Investigador criminal disse...

Obrigado pela colaboração.
De facto esta greve é um ( o último?) grito de uma instituição que se foi degradando nos últimos anos em grande parte devido á falta de qualidade das direcções e das más escolhas nas progressões hierárquicas.
O pior disto tudo é que o actual Director Nacional - para muitos o pior que passou na PJ - é " prata da casa", é um Policia, ex-sindicalista e o que fez em prol da casa? Fica a pergunta...
Infelizmente a PJ é cada vez mais uma instituição onde reinam os umbigos e onde não existe uma estratégia.
E tudo isto numa instituição onde a grande parte dos funcionários tem - ainda- orgulho em pertencer,onde existe uma cultura única de solidariedade, profissionalismo e -pasme-se - Justiça!(Todos os Policias sabemos que dentro de muitas salas de Policia se faz mais justiça do que nos Tribunais- summum ius, summa iniuria).
E depois disto, o que nos espera? Esperemos até Maio para ver o que o PS nos reserva, qui ça o Ricardo Rodrigues como Coordenador da secção de crimes contra o património, la´esperança tem ele.....

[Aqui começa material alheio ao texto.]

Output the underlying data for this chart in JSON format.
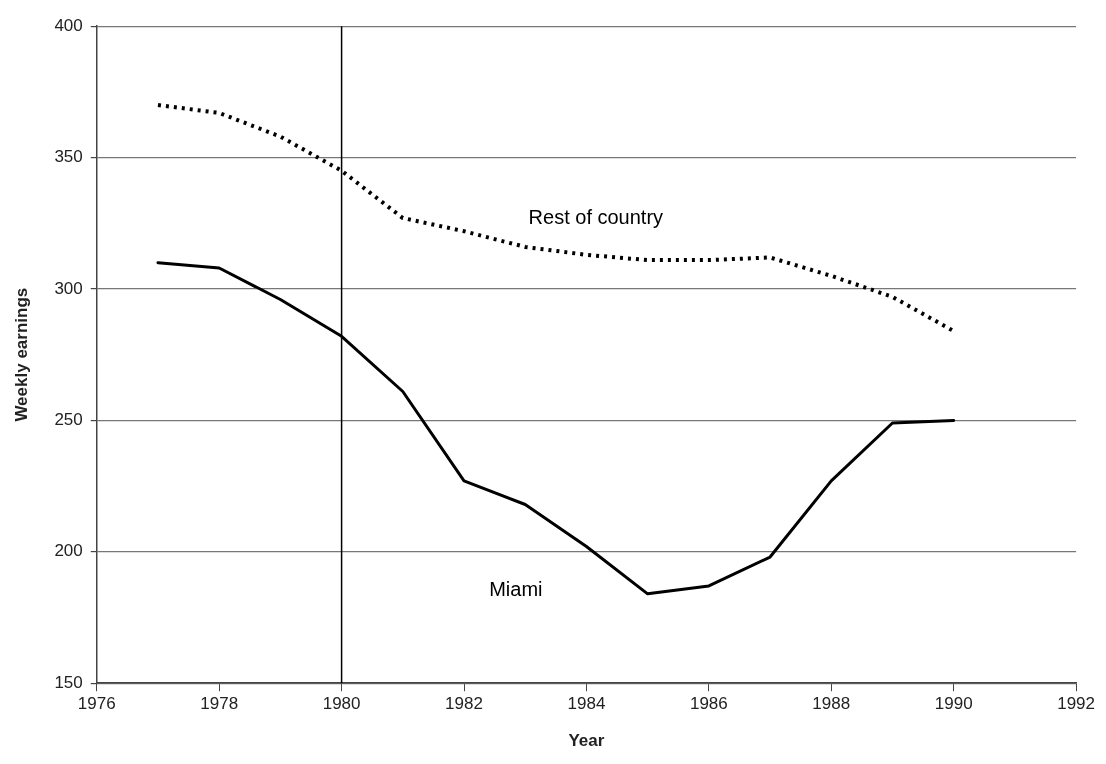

Investigador criminal disse...

Obrigado pela colaboração.
De facto esta greve é um ( o último?) grito de uma instituição que se foi degradando nos últimos anos em grande parte devido á falta de qualidade das direcções e das más escolhas nas progressões hierárquicas.
O pior disto tudo é que o actual Director Nacional - para muitos o pior que passou na PJ - é " prata da casa", é um Policia, ex-sindicalista e o que fez em prol da casa? Fica a pergunta...
Infelizmente a PJ é cada vez mais uma instituição onde reinam os umbigos e onde não existe uma estratégia.
E tudo isto numa instituição onde a grande parte dos funcionários tem - ainda- orgulho em pertencer,onde existe uma cultura única de solidariedade, profissionalismo e -pasme-se - Justiça!(Todos os Policias sabemos que dentro de muitas salas de Policia se faz mais justiça do que nos Tribunais- summum ius, summa iniuria).
E depois disto, o que nos espera? Esperemos até Maio para ver o que o PS nos reserva, qui ça o Ricardo Rodrigues como Coordenador da secção de crimes contra o património, lá experiêncua tem ele.....

Anónimo disse...

Ê um facto q as coisas como estão nao podem ficar. A mim custa me muito mas mesmo muito deixar uma investigação a meio... É verdade q eu gostava de cumprir a minha palavra e levar este protesto até ao fim... Já estamos há 2 meses nisto e não se viu qualquer evoluçäo!!!
Acham que o governo vai ter margem para negociar alguma coisa?? So pergunto: e agora??? O ministro nao cede nós nao cedemos... Vamos continuar ad eternum com isto!! Há q fazer alguma coisa... Outras formas de protesto! O fazer nada é q nao!